Results of a Phase I trial of sorafenib (BAY 43-9006) in combination with doxorubicin in patients with refractory solid tumors
Annals of Oncology. Published online on February 24, 2006 [Link]
H. Richly 1, B. F. Henning 2, P. Kupsch 1, K. Passarge 1, M. Grubert 1, R. A. Hilger 1, O. Christensen 3, E. Brendel 3, B. Schwartz 4, M. Ludwig 5, C. Flashar 6, R. Voigtmann 6, M. E. Scheulen 1, S. Seeber 1, and D. Strumberg 1 *
1 West German Cancer Center, University of Essen, Germany
2 Department of Gastroenterology and Internal Medicine, Marienhospital Herne, University of Bochum, Germany
3 Bayer HealthCare AG, Clinical Pharmacology, Wuppertal, Germany
4 Bayer Pharmaceuticals Corporation, West Haven, CT, USA
5 M.A.R.C.O. Institute for Clinical Research and Statistics – Dr. Wargenau, Düsseldorf, Germany
6 Department of Hematology and Medical Oncology, Marienhospital Herne, University of Bochum, Germany
* To whom correspondence should be addressed: D. Strumberg, E-mail: dirk.strumberg@marienhospital-herne.de
Abstract
Background: Sorafenib (BAY 43-9006), a novel, oral multi-kinase inhibitor, blocks serine/threonine and receptor tyrosine kinases in the tumor and vasculature. Sorafenib demonstrated single-agent activity in Phase I studies, and was tolerated and inhibited tumor growth in combination with doxorubicin in preclinical studies. This Phase I dose-escalation study determined the safety, pharmacokinetics and efficacy of sorafenib plus doxorubicin.

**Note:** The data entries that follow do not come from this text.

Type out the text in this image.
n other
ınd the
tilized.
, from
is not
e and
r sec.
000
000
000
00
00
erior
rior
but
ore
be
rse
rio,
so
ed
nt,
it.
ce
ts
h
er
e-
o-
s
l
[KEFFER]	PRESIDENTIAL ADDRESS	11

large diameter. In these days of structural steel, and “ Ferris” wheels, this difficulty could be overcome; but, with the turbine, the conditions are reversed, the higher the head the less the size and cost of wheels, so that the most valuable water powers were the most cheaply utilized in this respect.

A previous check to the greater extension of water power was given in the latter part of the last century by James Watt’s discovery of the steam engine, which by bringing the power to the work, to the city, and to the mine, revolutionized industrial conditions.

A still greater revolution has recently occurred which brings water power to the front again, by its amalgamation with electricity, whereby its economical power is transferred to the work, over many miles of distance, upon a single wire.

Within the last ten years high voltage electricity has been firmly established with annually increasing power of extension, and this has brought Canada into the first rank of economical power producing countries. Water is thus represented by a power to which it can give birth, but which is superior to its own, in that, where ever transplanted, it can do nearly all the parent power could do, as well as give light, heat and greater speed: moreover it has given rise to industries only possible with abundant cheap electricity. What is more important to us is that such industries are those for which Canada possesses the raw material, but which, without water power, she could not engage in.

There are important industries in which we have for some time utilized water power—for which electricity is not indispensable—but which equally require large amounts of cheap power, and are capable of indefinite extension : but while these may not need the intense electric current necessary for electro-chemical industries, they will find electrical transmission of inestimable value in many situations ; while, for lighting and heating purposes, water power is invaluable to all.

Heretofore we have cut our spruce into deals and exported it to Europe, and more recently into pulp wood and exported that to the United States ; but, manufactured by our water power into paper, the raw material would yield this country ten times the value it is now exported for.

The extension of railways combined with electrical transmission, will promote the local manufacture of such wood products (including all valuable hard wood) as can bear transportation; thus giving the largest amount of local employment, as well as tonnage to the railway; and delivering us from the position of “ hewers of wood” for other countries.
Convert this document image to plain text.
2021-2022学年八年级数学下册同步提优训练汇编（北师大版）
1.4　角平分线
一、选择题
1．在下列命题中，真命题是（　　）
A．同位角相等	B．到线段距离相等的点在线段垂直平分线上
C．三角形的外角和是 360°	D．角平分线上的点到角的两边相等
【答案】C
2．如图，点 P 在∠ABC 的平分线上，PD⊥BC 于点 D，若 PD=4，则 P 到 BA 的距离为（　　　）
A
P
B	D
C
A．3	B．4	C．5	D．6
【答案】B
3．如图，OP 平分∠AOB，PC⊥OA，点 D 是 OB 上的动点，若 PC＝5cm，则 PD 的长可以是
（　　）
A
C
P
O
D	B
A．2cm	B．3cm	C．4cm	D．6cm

Patients and methods: Thirty-four patients with refractory, solid tumors received doxorubicin 60 mg/m2 on Day 1 of 3-week cycles, and oral sorafenib from Day 4 of Cycle 1 at 100, 200 or 400 mg bid.
Results: Common drug-related adverse events were neutropenia (56%), hand-foot skin reaction (44%), stomatitis (32%), and diarrhea (32%). The maximum tolerated dose was not reached. One patient with pleural mesothelioma achieved a partial response (modified WHO criteria) and remained on therapy for 39.7 weeks. Fifteen patients (48%) achieved stable disease for >= 12 weeks. Doxorubicin exposure increased moderately with sorafenib 400 mg bid. The pharmacokinetics of sorafenib and doxorubicinol were not affected.
Conclusion: Sorafenib 400 mg bid plus doxorubicin 60 mg/m2 was well tolerated. The increased doxorubicin exposure with sorafenib 400 mg bid did not result in significantly increased toxicity; low patient numbers make the clinical significance of this unclear. These promising efficacy results justify further clinical investigation.
Keywords: BAY 43-9006; doxorubicin; Phase I; Raf kinase; sorafenib.